Alfentanil

Alfentanil.

Bruprenorfina.

Fentanil.

Codeína.

Fecha os olhos,

amigo – sorri.

Heroína. Metadona.

Morfina. Nalbufina.

Trabalhadores de todo o mundo!…

Ouvi!…

Não deixem de colher as papoilas!…

Eia!… Juntem as sementes –

que a dor agora vai voar!…

Ah!… Bela dor!…

Adeus.

Oxicodona.

Petidina.

Ra-mi-fen-ta-nil.

Sufentanil.

Esqueçam a morte.

Esqueçam, esqueçam.

Di-hi-dro-co-de-í-na.

Tramadol.

Esqueçam o crime. A culpa.

O desejo. O pequeno-almoço.

As vítimas do holocausto.

O absurdo.

Soltem de vez as amarras!…

Apaguem de um só golpe

todas as lâmpadas!…

Com a máxima leveza

e a insuperável elegância

de uma espadeirada bem cruel

– e das mais fortes –

abulam os raciocínios, a lógica,

a necessidade e as consequências.

Ah!… Que delícia!…

Quando nasci deve ter sido assim.

Assim fluído.  Assim suspenso.

Assim livre. Assim veloz.

Só um raio de luz de chama infinita –

estrela cósmica cadente

de cauda divina indefinida

e quente quente quente… Ah!…

Querem mais do que isto?…

Escrevam – Um raio de luz

talvez seja um animal.

Juntem sementes em sacos.

Juntem-nas em cilos que cheguem aos céus

com uma escada em caracol à volta

e que nós subamos por ela,

aos tombos – com flores na testa,

pés descalços

e pássaros nas palmas das mãos

e perguntemos a Deus,

como Deus perguntou a Caim:

O que é isto?…

O que fizeste?

Mas primeiro dizemos boa tarde.

Não somos indelicados.

Ó leões nascidos na jaula!…

Sermos… e não sermos mais…

Só porque prefere,

em vez dos frutos da terra,

o sangue dos animais,

Deus é agora o novo Caim.

Trepem!… Trepem!…

Lá no topo da bela escada

que sobe aos céus em caracol

nós os privilegiados

podemos sorrir embevecidos

para Deus.
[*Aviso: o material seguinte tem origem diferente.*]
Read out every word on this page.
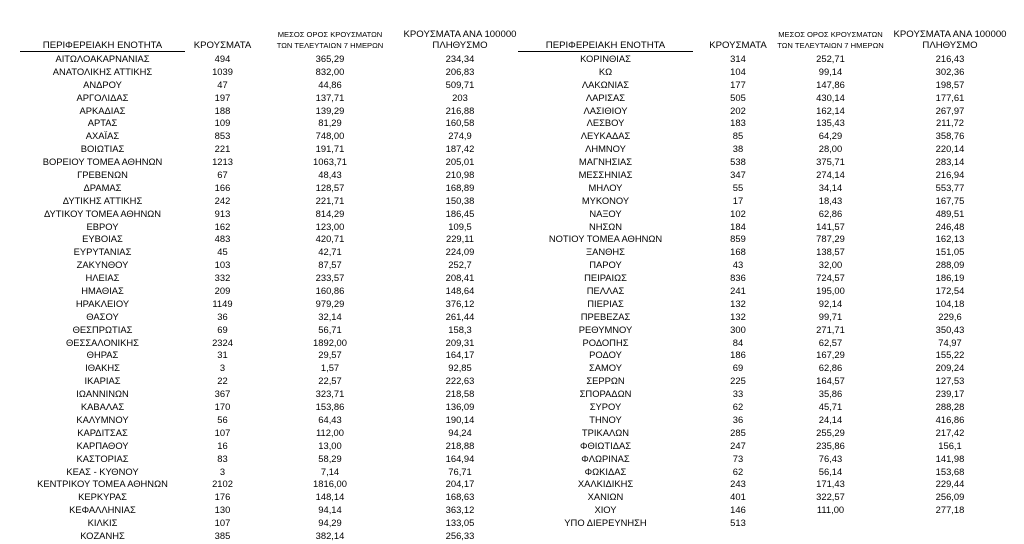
ΠΕΡΙΦΕΡΕΙΑΚΗ ΕΝΟΤΗΤΑ	ΚΡΟΥΣΜΑΤΑ
ΜΕΣΟΣ ΟΡΟΣ ΚΡΟΥΣΜΑΤΩΝ
ΤΩΝ ΤΕΛΕΥΤΑΙΩΝ 7 ΗΜΕΡΩΝ
ΚΡΟΥΣΜΑΤΑ ΑΝΑ 100000
ΠΛΗΘΥΣΜΟ
ΑΙΤΩΛΟΑΚΑΡΝΑΝΙΑΣ	494	365,29	234,34
ΑΝΑΤΟΛΙΚΗΣ ΑΤΤΙΚΗΣ	1039	832,00	206,83
ΑΝΔΡΟΥ	47	44,86	509,71
ΑΡΓΟΛΙΔΑΣ	197	137,71	203
ΑΡΚΑΔΙΑΣ	188	139,29	216,88
ΑΡΤΑΣ	109	81,29	160,58
ΑΧΑΪΑΣ	853	748,00	274,9
ΒΟΙΩΤΙΑΣ	221	191,71	187,42
ΒΟΡΕΙΟΥ ΤΟΜΕΑ ΑΘΗΝΩΝ	1213	1063,71	205,01
ΓΡΕΒΕΝΩΝ	67	48,43	210,98
ΔΡΑΜΑΣ	166	128,57	168,89
ΔΥΤΙΚΗΣ ΑΤΤΙΚΗΣ	242	221,71	150,38
ΔΥΤΙΚΟΥ ΤΟΜΕΑ ΑΘΗΝΩΝ	913	814,29	186,45
ΕΒΡΟΥ	162	123,00	109,5
ΕΥΒΟΙΑΣ	483	420,71	229,11
ΕΥΡΥΤΑΝΙΑΣ	45	42,71	224,09
ΖΑΚΥΝΘΟΥ	103	87,57	252,7
ΗΛΕΙΑΣ	332	233,57	208,41
ΗΜΑΘΙΑΣ	209	160,86	148,64
ΗΡΑΚΛΕΙΟΥ	1149	979,29	376,12
ΘΑΣΟΥ	36	32,14	261,44
ΘΕΣΠΡΩΤΙΑΣ	69	56,71	158,3
ΘΕΣΣΑΛΟΝΙΚΗΣ	2324	1892,00	209,31
ΘΗΡΑΣ	31	29,57	164,17
ΙΘΑΚΗΣ	3	1,57	92,85
ΙΚΑΡΙΑΣ	22	22,57	222,63
ΙΩΑΝΝΙΝΩΝ	367	323,71	218,58
ΚΑΒΑΛΑΣ	170	153,86	136,09
ΚΑΛΥΜΝΟΥ	56	64,43	190,14
ΚΑΡΔΙΤΣΑΣ	107	112,00	94,24
ΚΑΡΠΑΘΟΥ	16	13,00	218,88
ΚΑΣΤΟΡΙΑΣ	83	58,29	164,94
ΚΕΑΣ - ΚΥΘΝΟΥ	3	7,14	76,71
ΚΕΝΤΡΙΚΟΥ ΤΟΜΕΑ ΑΘΗΝΩΝ	2102	1816,00	204,17
ΚΕΡΚΥΡΑΣ	176	148,14	168,63
ΚΕΦΑΛΛΗΝΙΑΣ	130	94,14	363,12
ΚΙΛΚΙΣ	107	94,29	133,05
ΚΟΖΑΝΗΣ	385	382,14	256,33
ΠΕΡΙΦΕΡΕΙΑΚΗ ΕΝΟΤΗΤΑ	ΚΡΟΥΣΜΑΤΑ
ΜΕΣΟΣ ΟΡΟΣ ΚΡΟΥΣΜΑΤΩΝ
ΤΩΝ ΤΕΛΕΥΤΑΙΩΝ 7 ΗΜΕΡΩΝ
ΚΡΟΥΣΜΑΤΑ ΑΝΑ 100000
ΠΛΗΘΥΣΜΟ
ΚΟΡΙΝΘΙΑΣ	314	252,71	216,43
ΚΩ	104	99,14	302,36
ΛΑΚΩΝΙΑΣ	177	147,86	198,57
ΛΑΡΙΣΑΣ	505	430,14	177,61
ΛΑΣΙΘΙΟΥ	202	162,14	267,97
ΛΕΣΒΟΥ	183	135,43	211,72
ΛΕΥΚΑΔΑΣ	85	64,29	358,76
ΛΗΜΝΟΥ	38	28,00	220,14
ΜΑΓΝΗΣΙΑΣ	538	375,71	283,14
ΜΕΣΣΗΝΙΑΣ	347	274,14	216,94
ΜΗΛΟΥ	55	34,14	553,77
ΜΥΚΟΝΟΥ	17	18,43	167,75
ΝΑΞΟΥ	102	62,86	489,51
ΝΗΣΩΝ	184	141,57	246,48
ΝΟΤΙΟΥ ΤΟΜΕΑ ΑΘΗΝΩΝ	859	787,29	162,13
ΞΑΝΘΗΣ	168	138,57	151,05
ΠΑΡΟΥ	43	32,00	288,09
ΠΕΙΡΑΙΩΣ	836	724,57	186,19
ΠΕΛΛΑΣ	241	195,00	172,54
ΠΙΕΡΙΑΣ	132	92,14	104,18
ΠΡΕΒΕΖΑΣ	132	99,71	229,6
ΡΕΘΥΜΝΟΥ	300	271,71	350,43
ΡΟΔΟΠΗΣ	84	62,57	74,97
ΡΟΔΟΥ	186	167,29	155,22
ΣΑΜΟΥ	69	62,86	209,24
ΣΕΡΡΩΝ	225	164,57	127,53
ΣΠΟΡΑΔΩΝ	33	35,86	239,17
ΣΥΡΟΥ	62	45,71	288,28
ΤΗΝΟΥ	36	24,14	416,86
ΤΡΙΚΑΛΩΝ	285	255,29	217,42
ΦΘΙΩΤΙΔΑΣ	247	235,86	156,1
ΦΛΩΡΙΝΑΣ	73	76,43	141,98
ΦΩΚΙΔΑΣ	62	56,14	153,68
ΧΑΛΚΙΔΙΚΗΣ	243	171,43	229,44
ΧΑΝΙΩΝ	401	322,57	256,09
ΧΙΟΥ	146	111,00	277,18
ΥΠΟ ΔΙΕΡΕΥΝΗΣΗ	513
Mas ai

que nos voam das mãos

os pássaros, as borboletas,

os cigarros e os papillons

que trazíamos ao pescoço

e já agora nos pulsos

(só para enfeitar).

Dançamos uma valsa?…

Não temos nada a reclamar.

Deus é belo – e a vida também.

Que é isto que vejo?

Um monóculo?!

Ah… é meu…

Desculpe. Deixei cair.

Quem disse que Deus

alguma vez usou monóculo?

Assim é que era!…

Que luzinhas tão simpáticas.

Já não se erguem muralhas

por dentro da carne.

Já não há nós nem amarras

nem entre os ossos –

existem tendões.

Ó corpo sem cordas nem traves!…

Nem figura. Nem sepultura.

Nem peso nem divisões

entre a terra e os pés

ou entre as pernas

e a cintura de um chapéu

que esteja enfeitado

com uma pena de falcão,

uma fita – e uma sineta.

Por dentro da carne – nenhum órgão.

Ó alma sem andaimes nenhuns!…

Fzzzz!….

Nem respirar. Nem caminhar.

Nem rumo. Nem coração.

É só onda

– a curva suspensa –

sem princípio nem fim.

Sombra, rasto

– poeira ou espuma –

que é como a cauda

de uma estrela infinita.

Arde, arde, arde!…

Meu Deus… – como ardes!…

Já não somos

os escravos cardíacos das estrelas.

Baloiçamos do nosso coração

como um leve corpo descendente

que penda de um pára-quedas ao sol.

Não olhamos para baixo.

Não ficamos com vertigens.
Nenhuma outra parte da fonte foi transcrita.